A tiny bioelectronic device surgically placed upon a transplanted kidney can detect warning signs of organ rejection up to three weeks earlier than current methods, a study in rats suggests.
The wireless technology, which is smaller than a fingernail and about the width of a human hair, uses thermal changes as biophysical surrogates of rejection.
An ultra-thin, stretchable thermal sensor continually tracks kidney temperature and thermal conductivity, which are used respectively as surrogate markers of organ inflammation and perfusion.
When the temperature changes, an alert is sent to a smartphone or tablet, the researchers report in the journal Science.

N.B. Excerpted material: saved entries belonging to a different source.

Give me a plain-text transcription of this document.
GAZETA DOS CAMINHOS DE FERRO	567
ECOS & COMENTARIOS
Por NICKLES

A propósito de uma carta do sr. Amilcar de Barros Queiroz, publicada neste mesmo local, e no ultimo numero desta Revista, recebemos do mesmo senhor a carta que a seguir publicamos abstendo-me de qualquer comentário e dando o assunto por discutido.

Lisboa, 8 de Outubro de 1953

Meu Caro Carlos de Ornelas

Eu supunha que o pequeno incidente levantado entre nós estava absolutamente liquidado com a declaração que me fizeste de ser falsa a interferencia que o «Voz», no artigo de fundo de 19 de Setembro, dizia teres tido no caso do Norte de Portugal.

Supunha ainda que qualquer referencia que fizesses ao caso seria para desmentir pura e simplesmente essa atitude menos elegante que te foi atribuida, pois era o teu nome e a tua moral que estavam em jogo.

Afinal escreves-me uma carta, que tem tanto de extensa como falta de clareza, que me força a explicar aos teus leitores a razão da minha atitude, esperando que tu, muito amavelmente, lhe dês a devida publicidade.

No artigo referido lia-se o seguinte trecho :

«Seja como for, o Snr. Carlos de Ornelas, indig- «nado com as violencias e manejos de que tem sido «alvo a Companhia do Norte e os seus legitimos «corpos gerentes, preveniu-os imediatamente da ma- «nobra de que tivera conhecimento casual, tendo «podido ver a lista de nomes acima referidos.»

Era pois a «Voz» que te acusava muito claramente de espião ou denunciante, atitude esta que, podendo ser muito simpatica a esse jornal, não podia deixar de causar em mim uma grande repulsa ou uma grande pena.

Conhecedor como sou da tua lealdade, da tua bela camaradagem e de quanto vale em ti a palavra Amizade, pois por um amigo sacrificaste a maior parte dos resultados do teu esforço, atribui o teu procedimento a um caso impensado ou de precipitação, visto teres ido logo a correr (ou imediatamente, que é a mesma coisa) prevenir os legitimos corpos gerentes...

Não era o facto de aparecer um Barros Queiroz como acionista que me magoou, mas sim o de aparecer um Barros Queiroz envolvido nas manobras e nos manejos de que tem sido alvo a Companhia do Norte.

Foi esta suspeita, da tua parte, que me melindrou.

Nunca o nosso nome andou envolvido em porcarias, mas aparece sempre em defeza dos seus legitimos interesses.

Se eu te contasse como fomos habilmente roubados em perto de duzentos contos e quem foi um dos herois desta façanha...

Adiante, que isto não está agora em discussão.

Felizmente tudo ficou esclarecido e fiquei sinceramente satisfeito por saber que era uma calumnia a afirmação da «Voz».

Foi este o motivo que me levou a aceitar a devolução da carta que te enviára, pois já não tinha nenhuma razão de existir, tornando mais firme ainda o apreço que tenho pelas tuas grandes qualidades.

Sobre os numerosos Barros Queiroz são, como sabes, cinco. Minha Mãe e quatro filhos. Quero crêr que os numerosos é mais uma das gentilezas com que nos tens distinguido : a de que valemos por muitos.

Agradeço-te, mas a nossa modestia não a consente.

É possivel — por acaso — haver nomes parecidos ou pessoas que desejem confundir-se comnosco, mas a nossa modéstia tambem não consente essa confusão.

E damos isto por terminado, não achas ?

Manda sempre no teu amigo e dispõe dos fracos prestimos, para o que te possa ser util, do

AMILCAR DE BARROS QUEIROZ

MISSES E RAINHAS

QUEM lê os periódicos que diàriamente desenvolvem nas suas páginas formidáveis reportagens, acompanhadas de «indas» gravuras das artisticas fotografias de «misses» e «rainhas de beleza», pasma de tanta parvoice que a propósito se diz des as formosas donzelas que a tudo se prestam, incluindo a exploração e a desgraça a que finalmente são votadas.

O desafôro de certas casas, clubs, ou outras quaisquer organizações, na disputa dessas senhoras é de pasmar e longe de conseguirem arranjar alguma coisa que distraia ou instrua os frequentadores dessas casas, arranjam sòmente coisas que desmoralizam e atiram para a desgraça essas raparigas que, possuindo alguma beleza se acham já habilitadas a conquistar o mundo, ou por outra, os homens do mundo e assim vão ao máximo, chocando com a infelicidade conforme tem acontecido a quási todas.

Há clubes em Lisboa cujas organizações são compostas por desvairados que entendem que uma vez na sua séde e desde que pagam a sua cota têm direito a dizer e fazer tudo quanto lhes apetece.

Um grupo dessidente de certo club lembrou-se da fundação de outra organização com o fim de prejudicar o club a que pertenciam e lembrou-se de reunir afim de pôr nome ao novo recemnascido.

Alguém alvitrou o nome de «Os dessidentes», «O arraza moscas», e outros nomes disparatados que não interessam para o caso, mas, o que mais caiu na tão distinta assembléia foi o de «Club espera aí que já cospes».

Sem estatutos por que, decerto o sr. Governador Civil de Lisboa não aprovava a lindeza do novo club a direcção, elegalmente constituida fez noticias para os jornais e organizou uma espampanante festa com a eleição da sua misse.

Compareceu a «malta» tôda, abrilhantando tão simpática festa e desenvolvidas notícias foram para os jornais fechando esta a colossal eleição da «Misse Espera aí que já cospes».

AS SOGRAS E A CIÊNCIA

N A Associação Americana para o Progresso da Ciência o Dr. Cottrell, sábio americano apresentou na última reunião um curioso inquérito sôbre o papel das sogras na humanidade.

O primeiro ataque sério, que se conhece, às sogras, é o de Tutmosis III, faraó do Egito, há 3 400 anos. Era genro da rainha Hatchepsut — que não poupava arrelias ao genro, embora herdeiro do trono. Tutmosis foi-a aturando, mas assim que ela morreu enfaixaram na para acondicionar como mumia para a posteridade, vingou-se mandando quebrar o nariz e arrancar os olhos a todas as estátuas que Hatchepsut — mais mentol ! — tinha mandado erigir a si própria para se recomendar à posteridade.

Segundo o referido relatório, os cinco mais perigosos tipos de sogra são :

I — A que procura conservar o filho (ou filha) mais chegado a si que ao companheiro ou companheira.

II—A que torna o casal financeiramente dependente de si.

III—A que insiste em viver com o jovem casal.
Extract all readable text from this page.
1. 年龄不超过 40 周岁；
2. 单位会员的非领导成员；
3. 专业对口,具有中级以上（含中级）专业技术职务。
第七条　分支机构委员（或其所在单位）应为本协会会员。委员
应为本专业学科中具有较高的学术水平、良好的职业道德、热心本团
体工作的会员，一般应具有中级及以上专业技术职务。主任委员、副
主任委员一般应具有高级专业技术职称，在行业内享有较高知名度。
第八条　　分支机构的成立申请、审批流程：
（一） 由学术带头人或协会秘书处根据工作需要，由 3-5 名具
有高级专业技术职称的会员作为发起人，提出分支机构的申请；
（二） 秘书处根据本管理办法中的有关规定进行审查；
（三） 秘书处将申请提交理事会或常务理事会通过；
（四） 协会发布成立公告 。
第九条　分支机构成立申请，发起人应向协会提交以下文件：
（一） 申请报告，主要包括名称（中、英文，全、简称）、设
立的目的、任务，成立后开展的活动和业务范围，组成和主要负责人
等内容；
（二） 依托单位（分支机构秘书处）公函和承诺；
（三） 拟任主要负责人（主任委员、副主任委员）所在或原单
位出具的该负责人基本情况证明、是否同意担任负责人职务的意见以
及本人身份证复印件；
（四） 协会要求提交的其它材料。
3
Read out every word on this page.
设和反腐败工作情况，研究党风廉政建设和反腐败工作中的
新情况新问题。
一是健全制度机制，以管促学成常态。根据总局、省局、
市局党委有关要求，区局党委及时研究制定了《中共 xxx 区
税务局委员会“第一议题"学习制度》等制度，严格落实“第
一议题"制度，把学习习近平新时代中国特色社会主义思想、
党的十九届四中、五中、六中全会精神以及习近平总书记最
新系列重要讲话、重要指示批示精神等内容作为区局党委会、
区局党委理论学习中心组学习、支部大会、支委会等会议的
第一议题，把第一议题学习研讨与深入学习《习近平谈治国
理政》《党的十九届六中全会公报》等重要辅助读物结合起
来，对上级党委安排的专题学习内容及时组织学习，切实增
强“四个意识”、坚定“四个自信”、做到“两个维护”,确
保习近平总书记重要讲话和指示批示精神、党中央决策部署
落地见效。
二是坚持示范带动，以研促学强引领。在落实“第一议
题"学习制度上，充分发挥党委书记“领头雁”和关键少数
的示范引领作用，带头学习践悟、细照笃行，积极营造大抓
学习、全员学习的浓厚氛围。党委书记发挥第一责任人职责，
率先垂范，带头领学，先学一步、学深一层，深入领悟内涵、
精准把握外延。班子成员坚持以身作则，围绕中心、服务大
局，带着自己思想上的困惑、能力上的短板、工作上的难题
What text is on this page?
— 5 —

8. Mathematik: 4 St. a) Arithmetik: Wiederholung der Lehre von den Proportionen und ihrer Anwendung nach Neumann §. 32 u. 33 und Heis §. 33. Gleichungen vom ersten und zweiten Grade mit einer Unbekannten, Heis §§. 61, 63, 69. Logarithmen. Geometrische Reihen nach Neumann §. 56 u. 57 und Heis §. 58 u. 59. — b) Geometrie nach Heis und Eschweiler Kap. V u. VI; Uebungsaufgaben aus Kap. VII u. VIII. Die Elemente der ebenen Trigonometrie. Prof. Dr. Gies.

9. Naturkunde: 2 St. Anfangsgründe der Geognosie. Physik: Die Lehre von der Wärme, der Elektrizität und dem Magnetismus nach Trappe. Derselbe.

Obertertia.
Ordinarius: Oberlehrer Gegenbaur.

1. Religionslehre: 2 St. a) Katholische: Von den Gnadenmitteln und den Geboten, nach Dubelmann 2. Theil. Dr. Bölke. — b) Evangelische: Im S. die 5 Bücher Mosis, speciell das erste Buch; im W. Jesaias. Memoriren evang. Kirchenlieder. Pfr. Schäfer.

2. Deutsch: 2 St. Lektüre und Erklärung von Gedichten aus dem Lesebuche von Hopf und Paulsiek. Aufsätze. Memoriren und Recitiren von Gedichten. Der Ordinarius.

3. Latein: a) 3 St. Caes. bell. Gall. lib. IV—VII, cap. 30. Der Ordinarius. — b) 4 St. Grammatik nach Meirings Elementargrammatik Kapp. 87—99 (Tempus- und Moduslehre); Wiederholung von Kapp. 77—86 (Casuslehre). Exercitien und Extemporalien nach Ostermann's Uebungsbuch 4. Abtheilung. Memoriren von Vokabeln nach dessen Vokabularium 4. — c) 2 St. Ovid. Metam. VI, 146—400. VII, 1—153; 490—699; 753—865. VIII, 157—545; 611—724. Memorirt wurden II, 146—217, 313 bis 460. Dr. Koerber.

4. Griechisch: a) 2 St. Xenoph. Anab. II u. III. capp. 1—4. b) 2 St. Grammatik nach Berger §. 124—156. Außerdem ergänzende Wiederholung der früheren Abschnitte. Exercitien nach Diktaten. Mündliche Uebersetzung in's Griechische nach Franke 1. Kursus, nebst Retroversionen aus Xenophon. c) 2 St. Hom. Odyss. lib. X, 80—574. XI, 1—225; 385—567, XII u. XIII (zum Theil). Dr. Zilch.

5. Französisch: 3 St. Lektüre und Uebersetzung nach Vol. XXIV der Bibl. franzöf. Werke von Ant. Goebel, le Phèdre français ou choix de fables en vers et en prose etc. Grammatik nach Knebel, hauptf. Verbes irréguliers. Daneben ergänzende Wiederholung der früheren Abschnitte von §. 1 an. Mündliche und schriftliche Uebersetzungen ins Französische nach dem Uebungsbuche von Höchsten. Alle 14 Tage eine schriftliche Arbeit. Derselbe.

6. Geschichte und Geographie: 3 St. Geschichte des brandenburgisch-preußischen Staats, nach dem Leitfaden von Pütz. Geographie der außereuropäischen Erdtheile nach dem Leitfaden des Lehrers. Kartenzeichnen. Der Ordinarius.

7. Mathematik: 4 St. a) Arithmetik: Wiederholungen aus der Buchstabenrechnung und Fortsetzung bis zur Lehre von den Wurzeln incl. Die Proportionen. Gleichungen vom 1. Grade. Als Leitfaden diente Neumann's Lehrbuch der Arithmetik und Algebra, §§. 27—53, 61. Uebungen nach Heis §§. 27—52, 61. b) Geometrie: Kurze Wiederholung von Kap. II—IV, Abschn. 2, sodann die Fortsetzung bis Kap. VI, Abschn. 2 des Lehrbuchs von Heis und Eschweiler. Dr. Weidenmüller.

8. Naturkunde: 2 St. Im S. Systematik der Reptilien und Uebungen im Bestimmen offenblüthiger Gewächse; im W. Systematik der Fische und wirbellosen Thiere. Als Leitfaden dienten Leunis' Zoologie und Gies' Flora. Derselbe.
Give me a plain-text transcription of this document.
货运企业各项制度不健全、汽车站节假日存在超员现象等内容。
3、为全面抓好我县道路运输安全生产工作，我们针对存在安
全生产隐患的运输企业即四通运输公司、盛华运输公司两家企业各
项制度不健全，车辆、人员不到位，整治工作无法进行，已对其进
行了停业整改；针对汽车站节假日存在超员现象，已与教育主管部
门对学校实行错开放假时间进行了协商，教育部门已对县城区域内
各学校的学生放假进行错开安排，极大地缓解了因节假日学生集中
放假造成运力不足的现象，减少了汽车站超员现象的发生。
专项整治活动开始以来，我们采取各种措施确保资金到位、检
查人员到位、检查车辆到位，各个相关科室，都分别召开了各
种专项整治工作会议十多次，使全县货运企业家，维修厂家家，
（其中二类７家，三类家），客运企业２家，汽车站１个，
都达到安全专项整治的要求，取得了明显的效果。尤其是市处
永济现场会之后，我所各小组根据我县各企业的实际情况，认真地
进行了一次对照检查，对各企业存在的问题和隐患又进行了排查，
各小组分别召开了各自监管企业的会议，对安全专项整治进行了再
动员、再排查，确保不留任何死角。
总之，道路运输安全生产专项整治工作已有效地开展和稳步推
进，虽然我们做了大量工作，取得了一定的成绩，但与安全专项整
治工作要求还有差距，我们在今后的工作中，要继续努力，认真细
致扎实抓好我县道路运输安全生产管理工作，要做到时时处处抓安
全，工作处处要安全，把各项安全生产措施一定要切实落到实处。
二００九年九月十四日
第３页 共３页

“If the temperature varies, it can be a red flag for the patient and the doctor to get evaluated, to seek medical attention, which could be with blood markers to corroborate the temperatures findings but most likely a biopsy,” researcher Lorenzo Gallon, PhD, a professor at Northwestern University in Chicago, told Inside Precision Medicine.
“This enters into the scope of precision medicine. You have a device that informs the patient and the doctor and you can then apply the other standard of care that is available to us to make it a diagnosis.
“And when you make the diagnosis, an important aspect of that is if you do it early, as early as possible, it means better therapy. It means that you are going to intervene in that problem earlier than if you had waited for maybe weeks, when maybe blood markers go up and you have what we call a clinical rejection.”
The current gold standard for identifying transplant rejection is through organ biopsy, which can be associated with risks and complications such as bleeding, infection, or damage to nearby organs.
Blood and urine markers, such as serum creatinine or blood urea nitrogen levels can also be used but can lead to false positives and negatives and are only assessed periodically.
The sensor developed by the researchers is just 0.3 centimeters wide, 0.7 centimeters long and 220 microns thick and sits just under a fibrous layer of the kidney called the renal capsule.
The device was able to detect the onset of rejection weeks before clinically relevant blood biomarkers were able to in immunosuppressed animals. For non-immunosuppressed animals, this was days earlier.
Kidney temperature provided a consistent and early warning sign of subclinical acute rejection. Unlike with isografts, non-immunosuppressed animals showed an initial rise of kidney temperature with allografts, but not thermal conductivity, followed by a decrease and this preceded any change in renal function by three days in rejected allografts.
In rats transiently treated with the commonly used immunosuppressant tacrolimus, a change in kidney thermal conductivity indicative of rejection occurred two to three weeks before any change in serum biomarkers.
In a related Perspective article, Mohamad Zaidan and Fadi Lakkis, both from the University of Pittsburgh, note that the biosensor appeared to have the additional benefit of detecting whether immunosuppressive drugs were being taken compliantly.
They add: “Although several hurdles remain to be overcome, the prospect of integrating continuous monitoring into clinical practice could represent a major step toward personalized organ transplant care.”